O arquiteto externou suas dores pintando as telas Ruínas de Brasília. Nos dois óleos, reproduziu as colunas do palácio, que serve de residência de presidentes da República e foi o primeiro prédio público da cidade a ser inaugurado, fora de seus pilares – uma delas, tombada ao chão, como a democracia. Expressionistas, os quadros, únicos em sua produção, são duas das raridades que compõem a exposição Oscar Niemeyer – Territórios da Criação, aberta na Pinakotheke Cultural Rio de Janeiro por ocasião dos 110 anos de seu nascimento.

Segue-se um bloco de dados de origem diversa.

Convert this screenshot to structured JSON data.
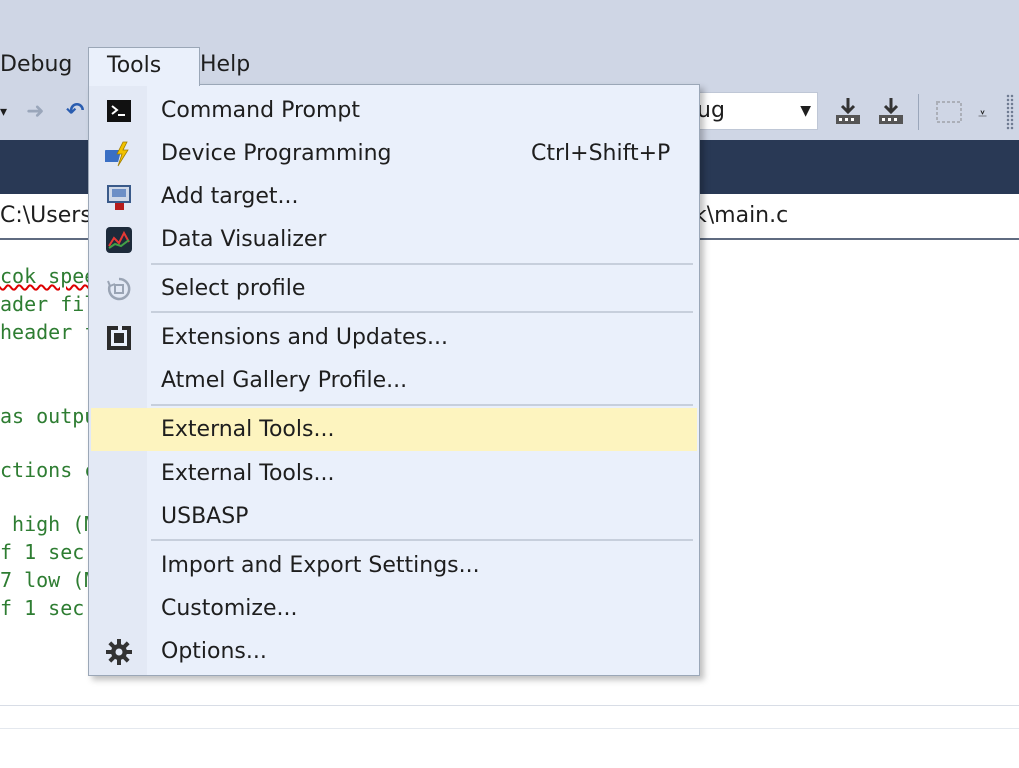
{
  "menubar": {
    "debug": "Debug",
    "tools": "Tools",
    "help": "Help"
  },
  "toolbar": {
    "config_value": "ug"
  },
  "pathbar": {
    "left_text": "C:\\Users",
    "right_text": "k\\main.c"
  },
  "code_lines": [
    "cok spee",
    "ader fil",
    "header f",
    "as outpu",
    "ctions c",
    " high (M",
    "f 1 sec",
    "7 low (M",
    "f 1 sec"
  ],
  "tools_menu": {
    "items": [
      {
        "label": "Command Prompt",
        "icon": "command-prompt-icon"
      },
      {
        "label": "Device Programming",
        "shortcut": "Ctrl+Shift+P",
        "icon": "device-programming-icon"
      },
      {
        "label": "Add target...",
        "icon": "add-target-icon"
      },
      {
        "label": "Data Visualizer",
        "icon": "data-visualizer-icon"
      },
      {
        "label": "Select profile",
        "icon": "select-profile-icon"
      },
      {
        "label": "Extensions and Updates...",
        "icon": "extensions-icon"
      },
      {
        "label": "Atmel Gallery Profile..."
      },
      {
        "label": "External Tools...",
        "highlighted": true
      },
      {
        "label": "External Tools..."
      },
      {
        "label": "USBASP"
      },
      {
        "label": "Import and Export Settings..."
      },
      {
        "label": "Customize..."
      },
      {
        "label": "Options...",
        "icon": "gear-icon"
      }
    ]
  },
  "colors": {
    "menubar_bg": "#cfd6e5",
    "tabstrip_bg": "#293955",
    "menu_bg": "#eaf0fb",
    "highlight_bg": "#fdf4bf",
    "code_comment": "#2e7d32"
  }
}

“Niemeyer era um humanista. Imagina o que sentiu ao saber o que tinha acontecido à cidade que construiu”, diz Max Perlingeiro, diretor da Pinakotheke e curador da mostra, com Marcus Lontra, que teve larga convivência com o arquiteto. “Naquela época, as informações não chegavam tão rapidamente. O mal-estar de Niemeyer foi grande ao ver um projeto de Brasil e de Brasília terminar, um sonho destruído”, acrescenta Lontra, para quem o País deve à Niemeyer o protagonismo estético assumido no mundo já na primeira metade do século 20, com a criação do conjunto da Pampulha, em Belo Horizonte.

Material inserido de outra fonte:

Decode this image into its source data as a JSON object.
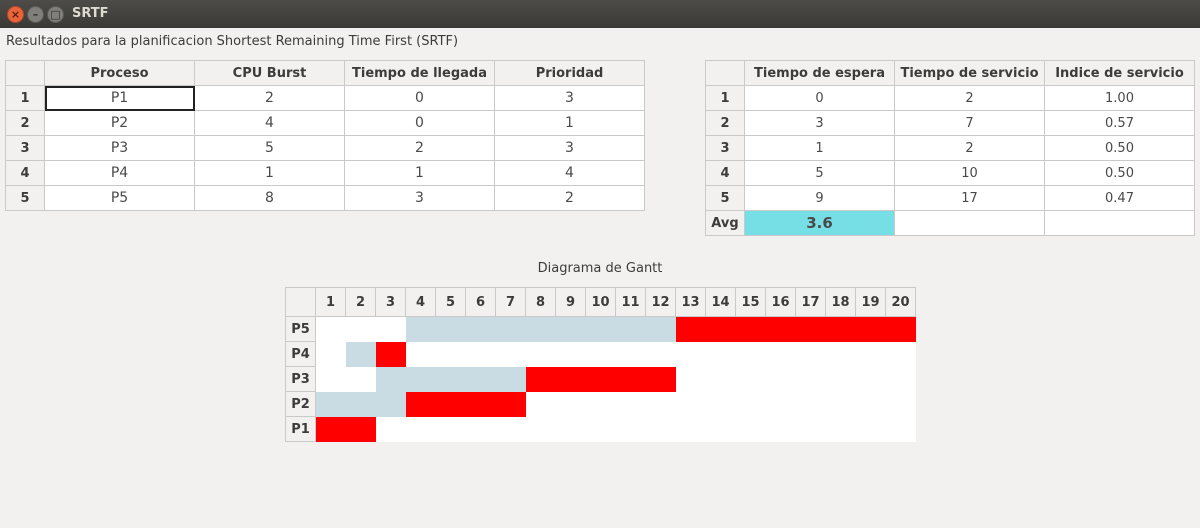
{
  "window": {
    "title": "SRTF"
  },
  "caption": "Resultados para la planificacion Shortest Remaining Time First (SRTF)",
  "process_table": {
    "headers": [
      "Proceso",
      "CPU Burst",
      "Tiempo de llegada",
      "Prioridad"
    ],
    "rows": [
      {
        "idx": "1",
        "cells": [
          "P1",
          "2",
          "0",
          "3"
        ]
      },
      {
        "idx": "2",
        "cells": [
          "P2",
          "4",
          "0",
          "1"
        ]
      },
      {
        "idx": "3",
        "cells": [
          "P3",
          "5",
          "2",
          "3"
        ]
      },
      {
        "idx": "4",
        "cells": [
          "P4",
          "1",
          "1",
          "4"
        ]
      },
      {
        "idx": "5",
        "cells": [
          "P5",
          "8",
          "3",
          "2"
        ]
      }
    ]
  },
  "results_table": {
    "headers": [
      "Tiempo de espera",
      "Tiempo de servicio",
      "Indice de servicio"
    ],
    "rows": [
      {
        "idx": "1",
        "cells": [
          "0",
          "2",
          "1.00"
        ]
      },
      {
        "idx": "2",
        "cells": [
          "3",
          "7",
          "0.57"
        ]
      },
      {
        "idx": "3",
        "cells": [
          "1",
          "2",
          "0.50"
        ]
      },
      {
        "idx": "4",
        "cells": [
          "5",
          "10",
          "0.50"
        ]
      },
      {
        "idx": "5",
        "cells": [
          "9",
          "17",
          "0.47"
        ]
      }
    ],
    "avg_label": "Avg",
    "avg_value": "3.6"
  },
  "gantt": {
    "title": "Diagrama de Gantt",
    "columns": [
      "1",
      "2",
      "3",
      "4",
      "5",
      "6",
      "7",
      "8",
      "9",
      "10",
      "11",
      "12",
      "13",
      "14",
      "15",
      "16",
      "17",
      "18",
      "19",
      "20"
    ],
    "rows": [
      {
        "label": "P5",
        "cells": "wwwqqqqqqqqqrrrrrrrr"
      },
      {
        "label": "P4",
        "cells": "wqrwwwwwwwwwwwwwwwww"
      },
      {
        "label": "P3",
        "cells": "wwqqqqqrrrrrwwwwwwww"
      },
      {
        "label": "P2",
        "cells": "qqqrrrrwwwwwwwwwwwww"
      },
      {
        "label": "P1",
        "cells": "rrwwwwwwwwwwwwwwwwww"
      }
    ],
    "colors": {
      "waiting": "#c9dbe3",
      "running": "#ff0000",
      "idle": "#ffffff"
    }
  }
}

O público encontra na mostra um conjunto de 25 desenhos, esculturas e peças de mobiliário de Niemeyer que atravessam todo o século 20 e início do 21. As construções de Brasília, o Museu de Arte Contemporânea, em Niterói, a Oca do Ibirapuera, todos em seus primeiros desenhos preparatórios. Imagens de mulheres curvilíneas, de cintura fina e nádegas grandes, displicente e alegremente nuas. Uma representação que fez da pintura Le Dèjeuner sur l’Herbe, do impressionista francês Édouard Manet (1832-1883). Os traços inconfundíveis à caneta hidrográfica sobre papel off-set e de seda.

Mostra no Rio revela bastidores da criação do arquiteto, de desenhos à peças de mobiliário, além de quadros raro

No documentário Oscar Niemeyer – A Vida É um Sopro (2007), de Fabiano Maciel, incluído na exposição, Niemeyer conta que, criança, fazia formas com o dedo no ar. “Minha mãe perguntava ‘o que você está fazendo?’, e eu respondia: ‘estou desenhando’. Então foi o desenho que me levou para a arquitetura”.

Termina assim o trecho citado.